Jerry Glassberg, a longtime resident of Shelter Island, died peacefully at his home on April 5 following a battle of several years with the effects of heart failure. He was 91 years old.

Jerry was born in Long Beach, N.Y. in 1929. In high school, he was a superb athlete, captain of the football team, member of the wrestling team and an all-around popular student. For several years he was a lifeguard at the Long Beach shore. It was there that he met his beloved wife, Tamara. They were married for many years until her death in 2001.

Jerry was a member of the armed forces in the early 1950s and was stationed on Governor’s Island in New York harbor. During his army years he was a star player on the baseball team.

Upon his discharge from the service, he embarked on a successful career as a salesman, eventually setting up his own company and selling dinnerware and other items from the Mount Clemens pottery in Michigan and importing goods from Brazil and Japan.

He traveled to Japan to facilitate his business with producers in that country.
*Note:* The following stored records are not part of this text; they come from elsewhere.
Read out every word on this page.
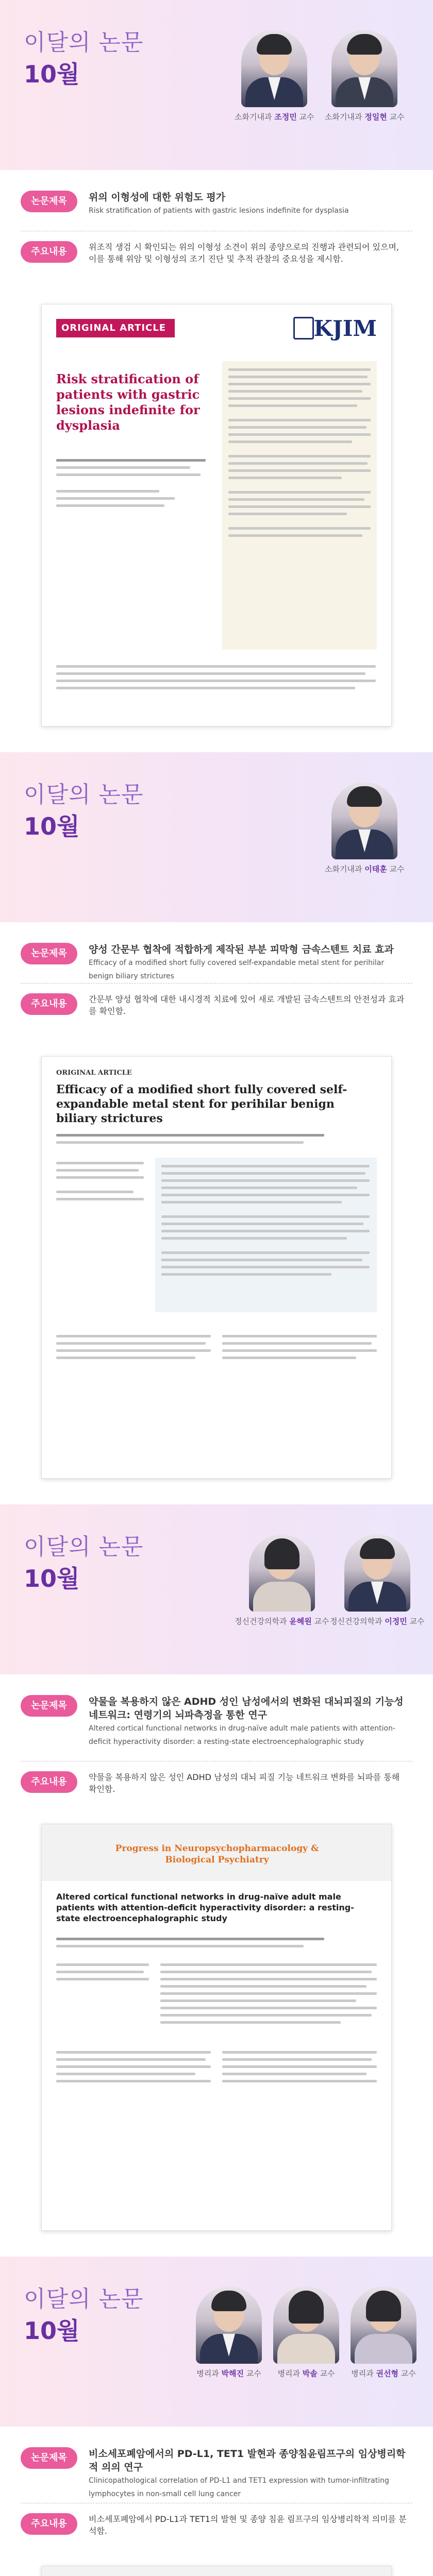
이달의 논문
10월
소화기내과 조정민 교수 소화기내과 정일현 교수
논문제목	위의 이형성에 대한 위험도 평가
Risk stratification of patients with gastric lesions indefinite for dysplasia
주요내용	위조직 생검 시 확인되는 위의 이형성 소견이 위의 종양으로의 진행과 관련되어 있으며, 이를 통해 위암 및 이형성의 조기 진단 및 추적 관찰의 중요성을 제시함.
ORIGINAL ARTICLE	KJIM
Risk stratification of patients with gastric lesions indefinite for dysplasia
이달의 논문
10월
소화기내과 이태훈 교수
논문제목	양성 간문부 협착에 적합하게 제작된 부분 피막형 금속스텐트 치료 효과
Efficacy of a modified short fully covered self-expandable metal stent for perihilar benign biliary strictures
주요내용	간문부 양성 협착에 대한 내시경적 치료에 있어 새로 개발된 금속스텐트의 안전성과 효과를 확인함.
ORIGINAL ARTICLE
Efficacy of a modified short fully covered self-expandable metal stent for perihilar benign biliary strictures
이달의 논문
10월
정신건강의학과 윤혜원 교수 정신건강의학과 이정민 교수
논문제목	약물을 복용하지 않은 ADHD 성인 남성에서의 변화된 대뇌피질의 기능성 네트워크: 연령기의 뇌파측정을 통한 연구
Altered cortical functional networks in drug-naïve adult male patients with attention-deficit hyperactivity disorder: a resting-state electroencephalographic study
주요내용	약물을 복용하지 않은 성인 ADHD 남성의 대뇌 피질 기능 네트워크 변화를 뇌파를 통해 확인함.
Progress in Neuropsychopharmacology & Biological Psychiatry
Altered cortical functional networks in drug-naïve adult male patients with attention-deficit hyperactivity disorder: a resting-state electroencephalographic study
이달의 논문
10월
병리과 박해진 교수	병리과 박솔 교수	병리과 권선형 교수
논문제목	비소세포폐암에서의 PD-L1, TET1 발현과 종양침윤림프구의 임상병리학적 의의 연구
Clinicopathological correlation of PD-L1 and TET1 expression with tumor-infiltrating lymphocytes in non-small cell lung cancer
주요내용	비소세포폐암에서 PD-L1과 TET1의 발현 및 종양 침윤 림프구의 임상병리학적 의미를 분석함.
During this time he lived in Oceanside and in Island Park, N.Y., where he and his wife raised their two children, Leslie and Neil. He also became an expert sailor and competed in racing with his boat, a Flying Scot.
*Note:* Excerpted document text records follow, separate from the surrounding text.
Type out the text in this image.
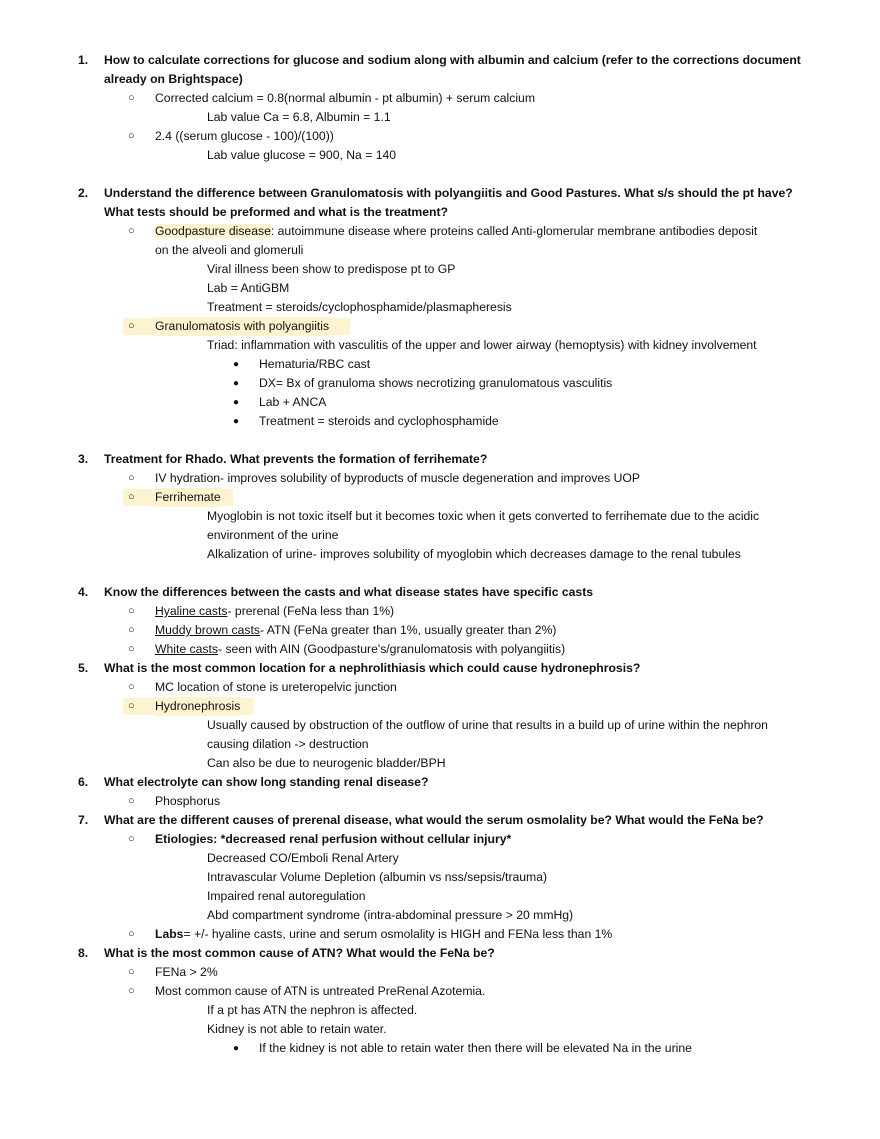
1. How to calculate corrections for glucose and sodium along with albumin and calcium (refer to the corrections document
already on Brightspace)
○ Corrected calcium = 0.8(normal albumin - pt albumin) + serum calcium
Lab value Ca = 6.8, Albumin = 1.1
○ 2.4 ((serum glucose - 100)/(100))
Lab value glucose = 900, Na = 140
2. Understand the difference between Granulomatosis with polyangiitis and Good Pastures. What s/s should the pt have?
What tests should be preformed and what is the treatment?
○ Goodpasture disease: autoimmune disease where proteins called Anti-glomerular membrane antibodies deposit
on the alveoli and glomeruli
Viral illness been show to predispose pt to GP
Lab = AntiGBM
Treatment = steroids/cyclophosphamide/plasmapheresis
○ Granulomatosis with polyangiitis
Triad: inflammation with vasculitis of the upper and lower airway (hemoptysis) with kidney involvement
● Hematuria/RBC cast
● DX= Bx of granuloma shows necrotizing granulomatous vasculitis
● Lab + ANCA
● Treatment = steroids and cyclophosphamide
3. Treatment for Rhado. What prevents the formation of ferrihemate?
○ IV hydration- improves solubility of byproducts of muscle degeneration and improves UOP
○ Ferrihemate
Myoglobin is not toxic itself but it becomes toxic when it gets converted to ferrihemate due to the acidic
environment of the urine
Alkalization of urine- improves solubility of myoglobin which decreases damage to the renal tubules
4. Know the differences between the casts and what disease states have specific casts
○ Hyaline casts- prerenal (FeNa less than 1%)
○ Muddy brown casts- ATN (FeNa greater than 1%, usually greater than 2%)
○ White casts- seen with AIN (Goodpasture's/granulomatosis with polyangiitis)
5. What is the most common location for a nephrolithiasis which could cause hydronephrosis?
○ MC location of stone is ureteropelvic junction
○ Hydronephrosis
Usually caused by obstruction of the outflow of urine that results in a build up of urine within the nephron
causing dilation -> destruction
Can also be due to neurogenic bladder/BPH
6. What electrolyte can show long standing renal disease?
○ Phosphorus
7. What are the different causes of prerenal disease, what would the serum osmolality be? What would the FeNa be?
○ Etiologies: *decreased renal perfusion without cellular injury*
Decreased CO/Emboli Renal Artery
Intravascular Volume Depletion (albumin vs nss/sepsis/trauma)
Impaired renal autoregulation
Abd compartment syndrome (intra-abdominal pressure > 20 mmHg)
○ Labs= +/- hyaline casts, urine and serum osmolality is HIGH and FENa less than 1%
8. What is the most common cause of ATN? What would the FeNa be?
○ FENa > 2%
○ Most common cause of ATN is untreated PreRenal Azotemia.
If a pt has ATN the nephron is affected.
Kidney is not able to retain water.
● If the kidney is not able to retain water then there will be elevated Na in the urine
After a successful career in business, Jerry retired in his early 50s and moved to Shelter Island, spending winter months in Florida. He became an excellent tennis player and golfer and won many awards, both in Florida and on the Island, where he was a member of the Gardiner’s Bay Country Club.

Jerry reached the apex of his life in sculpting, an art he honed joyfully up until his death, creating sculptures ranging from portrait busts to imaginative and whimsical works and figures, which can be viewed in his studio and in the sculpture garden he had been working on for several years, and which will be the scene of a celebration of his life in the near future.

In addition, Jerry maintained a fern garden that he cultivated with love, and a collection of bonsai, some of which are 50 years old. He also authored several books, the most well-known being about Eleanor and Franklin Roosevelt. He was a longstanding member of the Friends of Music and volunteered in the 4Rs 4 Fun writing program at the Shelter Island Library. 

For the past 19 years, Jerry shared his life with his loving companion Kathleen Goldhirsch. They reveled in mutual passions for music, writing, art, and the creative life in general.  They laughed a lot. And traveled to Thailand, Viet Nam, France, Italy in search of sculpture sites and art in all forms, and on the Rhine River, where Jerry researched a book he was writing about F. A. Seiberling, the founder of Goodyear Tire and Rubber Company and the grandfather of Island resident Dorothy Seiberling.

Jerry is survived  by his beloved daughter Leslie Harris, of Stamford, Conn; son-in-law Gene Lenahan; son Neil Glassberg, of Bahrain; and four grandchildren, Scot, Ryan, Sarah, and Sam. They were the lights of his life.